We are given a function which models the height in feet of a projectile.
[tex]s=-16t^2+v_0t[/tex]
Given that the initial velocity;
[tex]v_0=96\text{ ft per second}[/tex]
We can determine what time the projectile would return to the ground by finding the value of the equation when;
[tex]s=0[/tex]
This is because, the heigh at the ground is zero foot.
Hence we would have the function as;
[tex]-16t^2+96t=0[/tex]
We begin by factoring both sides;
[tex]\begin{gathered} -16t^2+96t=0 \\ 16t(-t+6)=0 \end{gathered}[/tex]

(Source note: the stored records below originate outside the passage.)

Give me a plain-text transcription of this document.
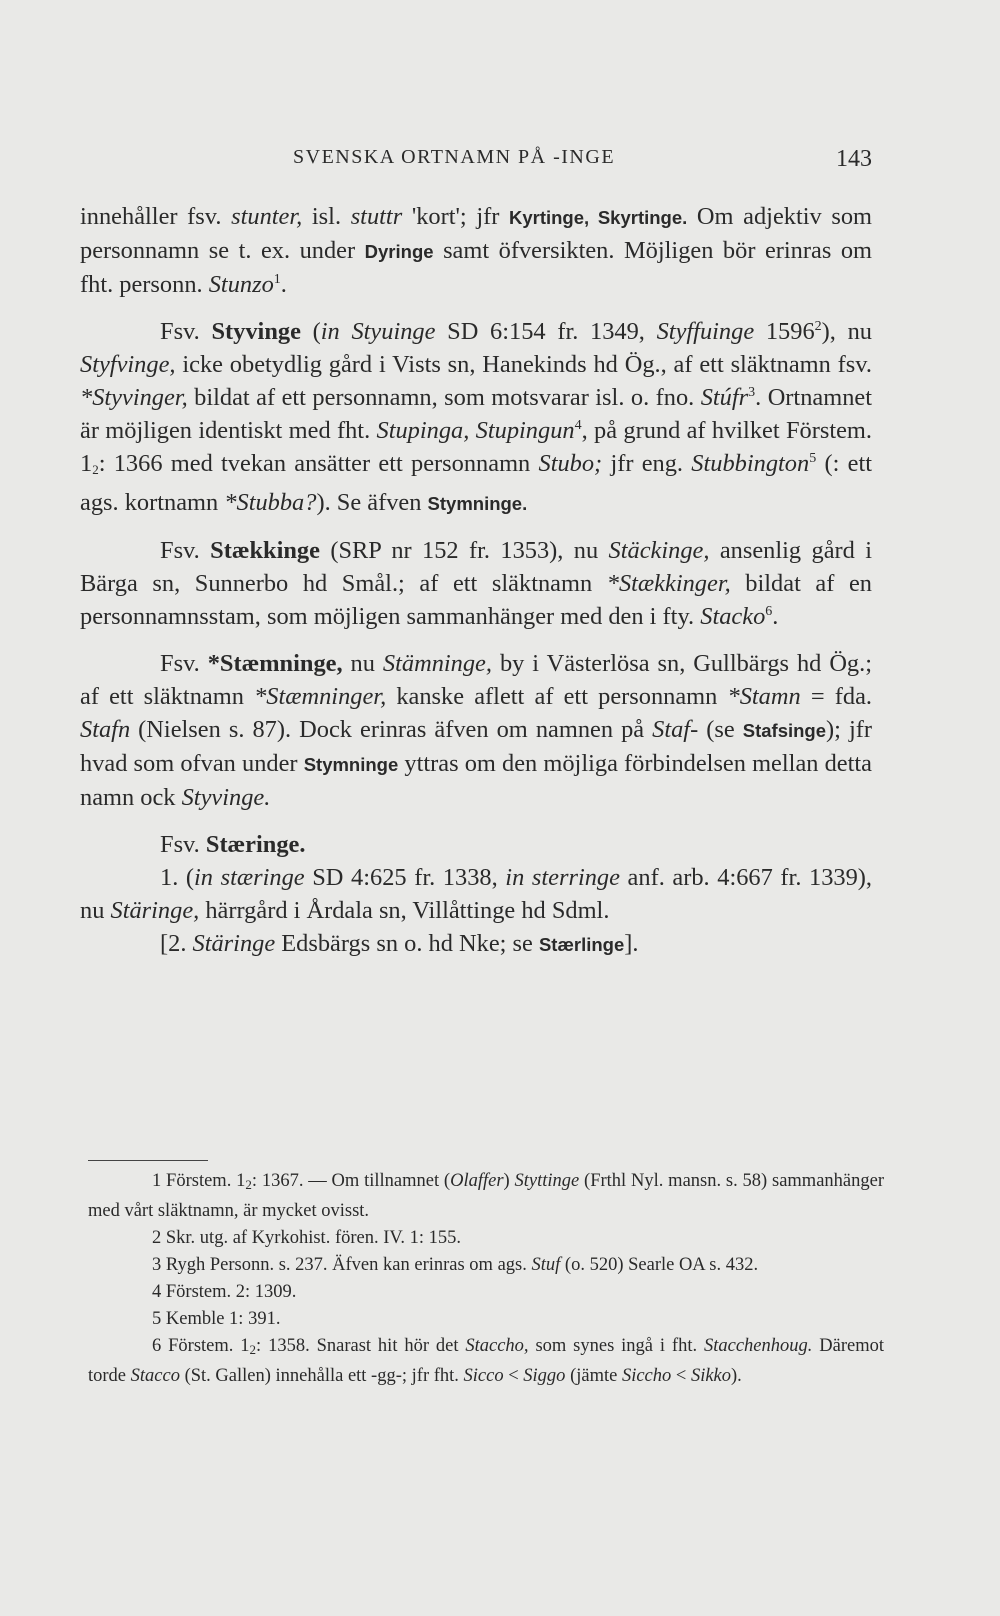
SVENSKA ORTNAMN PÅ -INGE	143

innehåller fsv. stunter, isl. stuttr 'kort'; jfr Kyrtinge, Skyrtinge. Om adjektiv som personnamn se t. ex. under Dyringe samt öfversikten. Möjligen bör erinras om fht. personn. Stunzo$^1$.

Fsv. Styvinge (in Styuinge SD 6:154 fr. 1349, Styffuinge 1596$^2$), nu Styfvinge, icke obetydlig gård i Vists sn, Hanekinds hd Ög., af ett släktnamn fsv. *Styvinger, bildat af ett personnamn, som motsvarar isl. o. fno. Stúfr$^3$. Ortnamnet är möjligen identiskt med fht. Stupinga, Stupingun$^4$, på grund af hvilket Förstem. $1_2$: 1366 med tvekan ansätter ett personnamn Stubo; jfr eng. Stubbington$^5$ (: ett ags. kortnamn *Stubba?). Se äfven Stymninge.

Fsv. Stækkinge (SRP nr 152 fr. 1353), nu Stäckinge, ansenlig gård i Bärga sn, Sunnerbo hd Smål.; af ett släktnamn *Stækkinger, bildat af en personnamnsstam, som möjligen sammanhänger med den i fty. Stacko$^6$.

Fsv. *Stæmninge, nu Stämninge, by i Västerlösa sn, Gullbärgs hd Ög.; af ett släktnamn *Stæmninger, kanske aflett af ett personnamn *Stamn = fda. Stafn (Nielsen s. 87). Dock erinras äfven om namnen på Staf- (se Stafsinge); jfr hvad som ofvan under Stymninge yttras om den möjliga förbindelsen mellan detta namn ock Styvinge.

Fsv. Stæringe.

1. (in stæringe SD 4:625 fr. 1338, in sterringe anf. arb. 4:667 fr. 1339), nu Stäringe, härrgård i Årdala sn, Villåttinge hd Sdml.

[2. Stäringe Edsbärgs sn o. hd Nke; se Stærlinge].

1 Förstem. $1_2$: 1367. — Om tillnamnet (Olaffer) Styttinge (Frthl Nyl. mansn. s. 58) sammanhänger med vårt släktnamn, är mycket ovisst.

2 Skr. utg. af Kyrkohist. fören. IV. 1: 155.

3 Rygh Personn. s. 237. Äfven kan erinras om ags. Stuf (o. 520) Searle OA s. 432.

4 Förstem. 2: 1309.

5 Kemble 1: 391.

6 Förstem. $1_2$: 1358. Snarast hit hör det Staccho, som synes ingå i fht. Stacchenhoug. Däremot torde Stacco (St. Gallen) innehålla ett -gg-; jfr fht. Sicco < Siggo (jämte Siccho < Sikko).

Refine the parenthesis and re-write as;
[tex]16t(6-t)=0[/tex]
We shall now apply the rule which states;
[tex]\begin{gathered} \text{If;} \\ ab=0 \\ \text{Then;} \\ a=0,b=0 \end{gathered}[/tex]
Therefore, we would have;
[tex]\begin{gathered} 16t(6-t)=0 \\ 16t=0 \\ t=\frac{0}{16} \\ t=0 \\ \text{Also;} \\ 6-t=0 \\ 6=t \end{gathered}[/tex]
This shows that the projectile would reach the ground after 6 seconds. The other result t = 0 shows that the projectile was on the the ground at 0 seconds (just before take-off).
ANSWER:
[tex]t=0,6[/tex]